高い金利の外貨を売るコスト

11月3日発表の米10月雇用統計が、全般的に予想より弱い結果となると、米10年債利回りが一時4.5%を割れるなど大きく低下した動きに連れる形で、米ドル/円も149円割れ近くまで急落となった。

ただ今週に入ると、米ドル/円は再び150円を大きく超えて買い戻される展開となった。このところは、米金利低下に伴う日米金利差米ドル優位縮小に対する米ドル売りの反応の鈍さも目立ち、金利差からかい離した形での米ドル/円上昇という印象も強まっている(図表1参照)。なぜ米金利低下でも米ドルは下落しなかったのか、そしてそれはこの先も続くのか?

【図表1】米ドル/円と日米10年債利回り差(2023年4月~)
出所:リフィニティブ社データよりマネックス証券が作成

このような米ドルを始めとした外貨の買い・円売りが根強い最大の背景はやはり金利差だろう。特に2022年以降、インフレ対策で多くの国が大幅利上げに動き、日本以外の主要国は軒並み政策金利が2008年「リーマン・ショック」以前の水準まで引き上げられた(図表2参照)。

【図表2】主要国の政策金利の推移(2000年~)
出所:リフィニティブ社データよりマネックス証券が作成

こうした中では、日本円より大幅に金利の高い米ドルなど外貨を売るのは、金利差を支払うコストが高くなる。仮に外貨売り・円買い取引に動いた場合でも、外貨の下落が限られる状況が長引くにつれて、この金利差という重いコストは外貨の買い戻し(円の売り戻し)を余儀なくすることになってきただろう。
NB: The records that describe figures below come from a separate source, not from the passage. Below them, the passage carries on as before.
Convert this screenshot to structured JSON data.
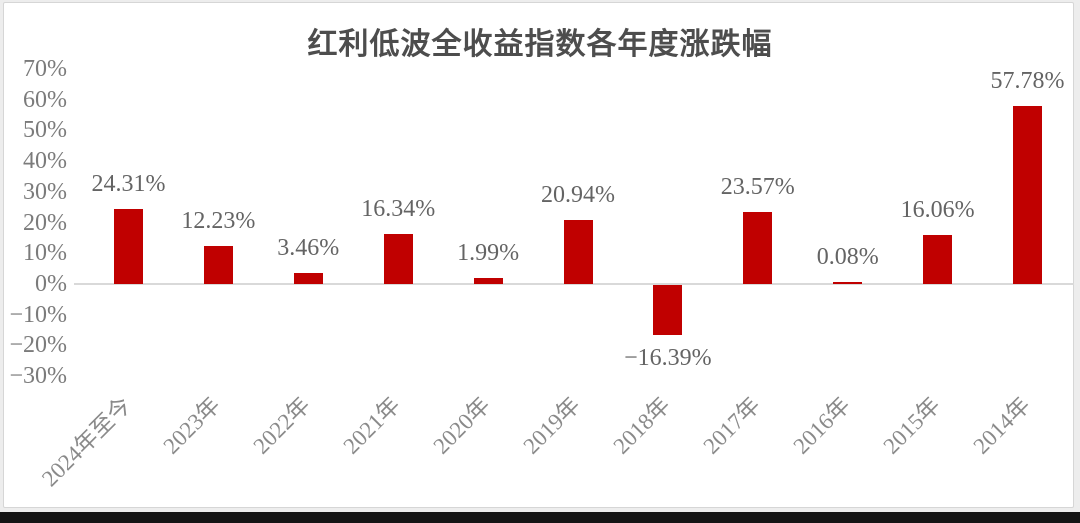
{
  "window": {
    "background_color": "#ededed",
    "card_color": "#ffffff",
    "bottom_edge_bar_color": "#141414"
  },
  "chart_data": {
    "type": "bar",
    "title": "红利低波全收益指数各年度涨跌幅",
    "categories": [
      "2024年至今",
      "2023年",
      "2022年",
      "2021年",
      "2020年",
      "2019年",
      "2018年",
      "2017年",
      "2016年",
      "2015年",
      "2014年"
    ],
    "values": [
      24.31,
      12.23,
      3.46,
      16.34,
      1.99,
      20.94,
      -16.39,
      23.57,
      0.08,
      16.06,
      57.78
    ],
    "data_labels": [
      "24.31%",
      "12.23%",
      "3.46%",
      "16.34%",
      "1.99%",
      "20.94%",
      "−16.39%",
      "23.57%",
      "0.08%",
      "16.06%",
      "57.78%"
    ],
    "y_tick_labels": [
      "70%",
      "60%",
      "50%",
      "40%",
      "30%",
      "20%",
      "10%",
      "0%",
      "−10%",
      "−20%",
      "−30%"
    ],
    "y_tick_values": [
      70,
      60,
      50,
      40,
      30,
      20,
      10,
      0,
      -10,
      -20,
      -30
    ],
    "ylim": [
      -30,
      70
    ],
    "xlabel": "",
    "ylabel": "",
    "grid": false,
    "legend": "none",
    "bar_color": "#c00000",
    "axis_line_color": "#d9d9d9"
  }
}
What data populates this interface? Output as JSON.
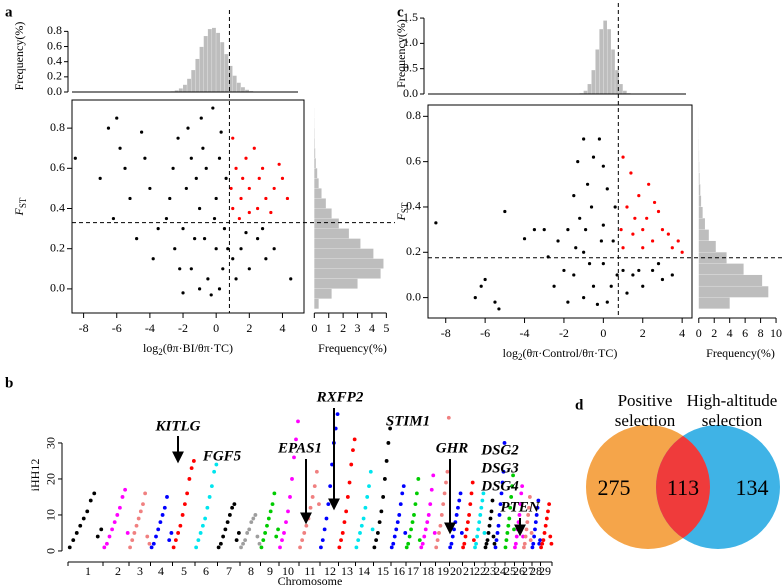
{
  "chart_data": [
    {
      "type": "scatter_marginal",
      "panel_label": "a",
      "scatter": {
        "xlabel": [
          "log",
          "2",
          "(θπ·BI/θπ·TC)"
        ],
        "ylabel": [
          "F",
          "ST"
        ],
        "x": [
          -2.5,
          -2,
          -1.5,
          -1,
          -0.5,
          0,
          0.5,
          -2.8,
          -1.8,
          -1.2,
          -0.6,
          0,
          0.4,
          -0.3,
          -1,
          -2.2,
          -3,
          -2.6,
          -1.5,
          -0.8,
          0.2,
          0.6,
          1.5,
          2,
          2.5,
          3,
          1.2,
          2.8,
          3.5,
          1.8,
          -3.5,
          -4,
          -3.8,
          -1.7,
          -0.9,
          -2.3,
          0.3,
          -0.2,
          -1.3,
          -0.1,
          0.7,
          -0.7,
          1,
          0.2,
          -2,
          -8.5,
          -6.5,
          -6,
          -5.5,
          -5.8,
          -7,
          -4.5,
          -6.2,
          -4.8,
          -5.2,
          4.5,
          -4.3,
          1,
          1.5,
          2,
          2.5,
          3,
          3.5,
          4,
          1.2,
          1.8,
          2.3,
          1,
          2.8,
          3.3,
          4.3,
          1.4,
          2,
          0.9,
          1.6,
          2.6,
          3.8
        ],
        "y": [
          0.2,
          0.3,
          0.1,
          0.4,
          0.05,
          0.2,
          0.3,
          0.45,
          0.5,
          0.55,
          0.6,
          0.45,
          0.1,
          -0.03,
          0,
          0.1,
          0.35,
          0.6,
          0.65,
          0.7,
          0.65,
          0.55,
          0.2,
          0.1,
          0.25,
          0.15,
          0.05,
          0.3,
          0.2,
          0.28,
          0.3,
          0.5,
          0.15,
          0.8,
          0.85,
          0.75,
          0.78,
          0.9,
          0.25,
          0.35,
          0.2,
          0.25,
          0.15,
          0,
          -0.02,
          0.65,
          0.8,
          0.85,
          0.6,
          0.7,
          0.55,
          0.78,
          0.35,
          0.25,
          0.45,
          0.05,
          0.65,
          0.4,
          0.45,
          0.5,
          0.4,
          0.45,
          0.5,
          0.55,
          0.6,
          0.65,
          0.7,
          0.75,
          0.6,
          0.38,
          0.45,
          0.35,
          0.38,
          0.5,
          0.55,
          0.55,
          0.62
        ],
        "xlim": [
          -8.7,
          5.3
        ],
        "ylim": [
          -0.12,
          0.94
        ],
        "xticks": [
          -8,
          -6,
          -4,
          -2,
          0,
          2,
          4
        ],
        "yticks": [
          {
            "value": 0,
            "label": "0.0"
          },
          0.2,
          0.4,
          0.6,
          0.8
        ],
        "thresholds": {
          "x": 0.8,
          "y": 0.33
        },
        "colors": {
          "below": "#000000",
          "above": "#ff0000"
        }
      },
      "top_hist": {
        "ylabel": "Frequency(%)",
        "bins": [
          -3,
          -2.75,
          -2.5,
          -2.25,
          -2,
          -1.75,
          -1.5,
          -1.25,
          -1,
          -0.75,
          -0.5,
          -0.25,
          0,
          0.25,
          0.5,
          0.75,
          1,
          1.25,
          1.5,
          1.75,
          2,
          2.25,
          2.5,
          2.75,
          3
        ],
        "counts": [
          0.003,
          0.009,
          0.021,
          0.047,
          0.095,
          0.174,
          0.289,
          0.436,
          0.595,
          0.738,
          0.83,
          0.846,
          0.78,
          0.657,
          0.5,
          0.344,
          0.215,
          0.122,
          0.063,
          0.029,
          0.012,
          0.005,
          0.002,
          0.001
        ],
        "ylim": [
          0,
          0.95
        ],
        "yticks": [
          {
            "value": 0,
            "label": "0.0"
          },
          0.2,
          0.4,
          0.6,
          0.8
        ],
        "color": "#bdbdbd"
      },
      "right_hist": {
        "xlabel": "Frequency(%)",
        "bins": [
          -0.1,
          -0.05,
          0,
          0.05,
          0.1,
          0.15,
          0.2,
          0.25,
          0.3,
          0.35,
          0.4,
          0.45,
          0.5,
          0.55,
          0.6,
          0.65,
          0.7,
          0.75,
          0.8,
          0.85,
          0.9
        ],
        "counts": [
          0.3,
          1.2,
          3.0,
          4.6,
          4.8,
          4.1,
          3.2,
          2.4,
          1.7,
          1.2,
          0.8,
          0.5,
          0.3,
          0.2,
          0.1,
          0.06,
          0.03,
          0.02,
          0.01,
          0.005
        ],
        "xlim": [
          -0.3,
          5.6
        ],
        "xticks": [
          0,
          1,
          2,
          3,
          4,
          5
        ],
        "color": "#bdbdbd"
      }
    },
    {
      "type": "scatter_marginal",
      "panel_label": "c",
      "scatter": {
        "xlabel": [
          "log",
          "2",
          "(θπ·Control/θπ·TC)"
        ],
        "ylabel": [
          "F",
          "ST"
        ],
        "x": [
          -1.5,
          -1,
          -0.5,
          0,
          0.5,
          -1.8,
          -1.2,
          -0.6,
          0,
          0.4,
          -0.3,
          -1,
          -2,
          -2.3,
          -1.5,
          -0.8,
          0.2,
          0.6,
          1.5,
          2,
          2.5,
          3,
          1.2,
          2.8,
          3.5,
          1.8,
          -2.8,
          -3,
          -2.5,
          -1.3,
          -0.5,
          -1,
          0,
          -0.2,
          -0.7,
          -0.1,
          0.7,
          -1.4,
          1,
          0.2,
          -1.8,
          -0.9,
          -8.5,
          -6,
          -5.5,
          -6.5,
          -5.3,
          -5,
          -4,
          -3.5,
          -6.2,
          1,
          1.5,
          2,
          2.5,
          3,
          3.5,
          4,
          1.2,
          1.8,
          2.3,
          1,
          2.8,
          3.3,
          1.4,
          2,
          0.9,
          1.6,
          2.6,
          3.8,
          2.2
        ],
        "y": [
          0.1,
          0.2,
          0.05,
          0.15,
          0.25,
          0.3,
          0.35,
          0.4,
          0.32,
          0.05,
          -0.03,
          0,
          0.12,
          0.25,
          0.45,
          0.5,
          0.48,
          0.4,
          0.1,
          0.05,
          0.12,
          0.08,
          0.02,
          0.15,
          0.1,
          0.12,
          0.18,
          0.3,
          0.05,
          0.6,
          0.62,
          0.7,
          0.58,
          0.7,
          0.15,
          0.25,
          0.1,
          0.22,
          0.12,
          -0.02,
          -0.02,
          0.3,
          0.33,
          0.08,
          -0.02,
          0,
          -0.05,
          0.38,
          0.26,
          0.3,
          0.05,
          0.22,
          0.28,
          0.3,
          0.25,
          0.3,
          0.22,
          0.2,
          0.4,
          0.45,
          0.5,
          0.62,
          0.38,
          0.28,
          0.55,
          0.22,
          0.3,
          0.35,
          0.42,
          0.25,
          0.35
        ],
        "xlim": [
          -8.9,
          4.5
        ],
        "ylim": [
          -0.09,
          0.85
        ],
        "xticks": [
          -8,
          -6,
          -4,
          -2,
          0,
          2,
          4
        ],
        "yticks": [
          {
            "value": 0,
            "label": "0.0"
          },
          0.2,
          0.4,
          0.6,
          0.8
        ],
        "thresholds": {
          "x": 0.76,
          "y": 0.176
        },
        "colors": {
          "below": "#000000",
          "above": "#ff0000"
        }
      },
      "top_hist": {
        "ylabel": "Frequency(%)",
        "bins": [
          -2,
          -1.8,
          -1.6,
          -1.4,
          -1.2,
          -1,
          -0.8,
          -0.6,
          -0.4,
          -0.2,
          0,
          0.2,
          0.4,
          0.6,
          0.8,
          1,
          1.2,
          1.4,
          1.6,
          1.8,
          2
        ],
        "counts": [
          0,
          0,
          0.001,
          0.003,
          0.016,
          0.064,
          0.196,
          0.471,
          0.879,
          1.28,
          1.45,
          1.28,
          0.879,
          0.471,
          0.196,
          0.064,
          0.016,
          0.003,
          0.001,
          0
        ],
        "ylim": [
          0,
          1.6
        ],
        "yticks": [
          {
            "value": 0,
            "label": "0.0"
          },
          0.5,
          {
            "value": 1,
            "label": "1.0"
          },
          1.5
        ],
        "color": "#bdbdbd"
      },
      "right_hist": {
        "xlabel": "Frequency(%)",
        "bins": [
          -0.05,
          0,
          0.05,
          0.1,
          0.15,
          0.2,
          0.25,
          0.3,
          0.35,
          0.4,
          0.45,
          0.5,
          0.55,
          0.6,
          0.65,
          0.7,
          0.75,
          0.8
        ],
        "counts": [
          4.0,
          9.0,
          8.2,
          5.8,
          3.6,
          2.2,
          1.3,
          0.8,
          0.5,
          0.3,
          0.2,
          0.1,
          0.06,
          0.04,
          0.02,
          0.01,
          0.005
        ],
        "xlim": [
          -0.1,
          10.9
        ],
        "xticks": [
          0,
          2,
          4,
          6,
          8,
          10
        ],
        "color": "#bdbdbd"
      }
    },
    {
      "type": "manhattan",
      "panel_label": "b",
      "ylabel": "iHH12",
      "xlabel": "Chromosome",
      "categories": [
        "1",
        "2",
        "3",
        "4",
        "5",
        "6",
        "7",
        "8",
        "9",
        "10",
        "11",
        "12",
        "13",
        "14",
        "15",
        "16",
        "17",
        "18",
        "19",
        "20",
        "21",
        "22",
        "23",
        "24",
        "25",
        "26",
        "27",
        "28",
        "29"
      ],
      "colors": [
        "#000000",
        "#ff00ff",
        "#f08080",
        "#0000ff",
        "#ff0000",
        "#00e5ee",
        "#000000",
        "#9e9e9e",
        "#00cc00",
        "#ff00ff",
        "#f08080",
        "#0000ff",
        "#ff0000",
        "#00e5ee",
        "#000000",
        "#0000ff",
        "#00cc00",
        "#ff00ff",
        "#f08080",
        "#0000ff",
        "#ff0000",
        "#00e5ee",
        "#000000",
        "#0000ff",
        "#00cc00",
        "#ff00ff",
        "#f08080",
        "#0000ff",
        "#ff0000"
      ],
      "values": [
        [
          1,
          3,
          5,
          7,
          9,
          11,
          14,
          16,
          4,
          6
        ],
        [
          1,
          2,
          4,
          6,
          8,
          10,
          12,
          15,
          17,
          5
        ],
        [
          1,
          3,
          5,
          7,
          9,
          11,
          13,
          16,
          4,
          2
        ],
        [
          1,
          2,
          4,
          6,
          8,
          10,
          12,
          15,
          3,
          5
        ],
        [
          1,
          3,
          5,
          7,
          10,
          13,
          16,
          20,
          23,
          25
        ],
        [
          1,
          3,
          5,
          7,
          9,
          12,
          15,
          18,
          22,
          24
        ],
        [
          1,
          2,
          4,
          6,
          8,
          10,
          12,
          13,
          3,
          5
        ],
        [
          1,
          2,
          3,
          5,
          6,
          8,
          9,
          10,
          4,
          2
        ],
        [
          1,
          3,
          5,
          7,
          9,
          11,
          13,
          16,
          4,
          6
        ],
        [
          1,
          3,
          5,
          8,
          11,
          15,
          20,
          26,
          31,
          36
        ],
        [
          1,
          3,
          5,
          7,
          9,
          12,
          15,
          18,
          22,
          13
        ],
        [
          1,
          3,
          6,
          9,
          13,
          18,
          24,
          30,
          34,
          38
        ],
        [
          1,
          3,
          5,
          8,
          11,
          15,
          19,
          24,
          28,
          31
        ],
        [
          1,
          3,
          5,
          7,
          9,
          12,
          15,
          18,
          22,
          6
        ],
        [
          1,
          3,
          5,
          8,
          11,
          15,
          20,
          25,
          30,
          34
        ],
        [
          1,
          2,
          4,
          6,
          8,
          10,
          13,
          16,
          18,
          5
        ],
        [
          1,
          2,
          4,
          6,
          8,
          10,
          13,
          16,
          20,
          3
        ],
        [
          1,
          2,
          4,
          6,
          8,
          10,
          13,
          17,
          21,
          5
        ],
        [
          1,
          3,
          5,
          7,
          10,
          13,
          16,
          19,
          22,
          37
        ],
        [
          1,
          2,
          4,
          6,
          8,
          10,
          12,
          14,
          16,
          5
        ],
        [
          1,
          2,
          4,
          6,
          8,
          10,
          13,
          16,
          19,
          3
        ],
        [
          1,
          2,
          4,
          6,
          8,
          10,
          12,
          14,
          16,
          5
        ],
        [
          1,
          2,
          3,
          5,
          7,
          9,
          11,
          14,
          4,
          2
        ],
        [
          1,
          3,
          5,
          7,
          10,
          13,
          16,
          19,
          22,
          30
        ],
        [
          1,
          3,
          5,
          7,
          9,
          12,
          15,
          18,
          21,
          6
        ],
        [
          1,
          2,
          4,
          6,
          8,
          10,
          13,
          16,
          18,
          4
        ],
        [
          1,
          2,
          4,
          6,
          8,
          10,
          12,
          15,
          3,
          5
        ],
        [
          1,
          2,
          4,
          6,
          8,
          10,
          12,
          14,
          2,
          3
        ],
        [
          1,
          2,
          3,
          5,
          7,
          9,
          11,
          13,
          4,
          2
        ]
      ],
      "ylim": [
        -1.4,
        43.6
      ],
      "yticks": [
        0,
        10,
        20,
        30
      ],
      "annotations": [
        "KITLG",
        "FGF5",
        "EPAS1",
        "RXFP2",
        "STIM1",
        "GHR",
        "DSG2",
        "DSG3",
        "DSG4",
        "PTEN"
      ]
    },
    {
      "type": "venn",
      "panel_label": "d",
      "sets": [
        {
          "label": [
            "Positive",
            "selection"
          ],
          "color": "#f5a54a",
          "count": 275
        },
        {
          "label": [
            "High-altitude",
            "selection"
          ],
          "color": "#3fb3e6",
          "count": 134
        }
      ],
      "intersection": {
        "count": 113,
        "color": "#ef3b3b"
      }
    }
  ]
}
米ドルなど外貨を売って、円を買うトレード戦略がワークするためには、大幅な金利差でもカバーし切れないほど外貨が大幅に下落することが必要になるだろう。逆に言えば、そうした外貨の大幅下落見通しが現実味を帯びるまでは、大幅な金利差に沿った形での外貨買い・円売りが有効という状況が続いてきたということではないか。

外貨買い・円売りは無限には続かない。円安限界圏への意識も必要か

では、大幅な金利差を背景とした外貨買い・円売りは、この先もまだまだ続くことになるのか。ただ、外貨買い・円売りを受けた外貨高・円安はもちろん無限に続くものではなく、むしろ最近にかけて「行き過ぎ」の限界懸念も強くなってきた可能性がある。

11月7日、5ヶ月ぶりの利上げが注目された豪州は、予想通りの利上げを決定したが、豪ドルは円などに対して反落となった。これについて、RBA(豪州中央銀行)の先行き見通しが、予想より「ハト派」だったからという解説が一般的だったようだ。

豪ドル/円の5年MA(移動平均線)かい離率を見ると、かなり豪ドル「上がり過ぎ」懸念が強くなったと言えそうだ(図表3参照)。こうした豪ドル「上がり過ぎ」の状況なので、RBAの5ヶ月ぶり利上げも、いわゆる「バイ・ザ・ルーマー、セル・ザ・ファクト(噂で買って、事実で売る)」という結果になったということではないか。

【図表3】豪ドル/円の5年MAかい離率(1990年~)
出所:リフィニティブ社データよりマネックス証券が作成

以上のように見ると、大幅な金利差などを受けた米ドルなど外貨買い・円売りトレードではあるが、それに伴う米ドルなど外貨の上昇・円安は、経験的にはすでに限界圏に達している可能性があることへの意識も必要ではないか。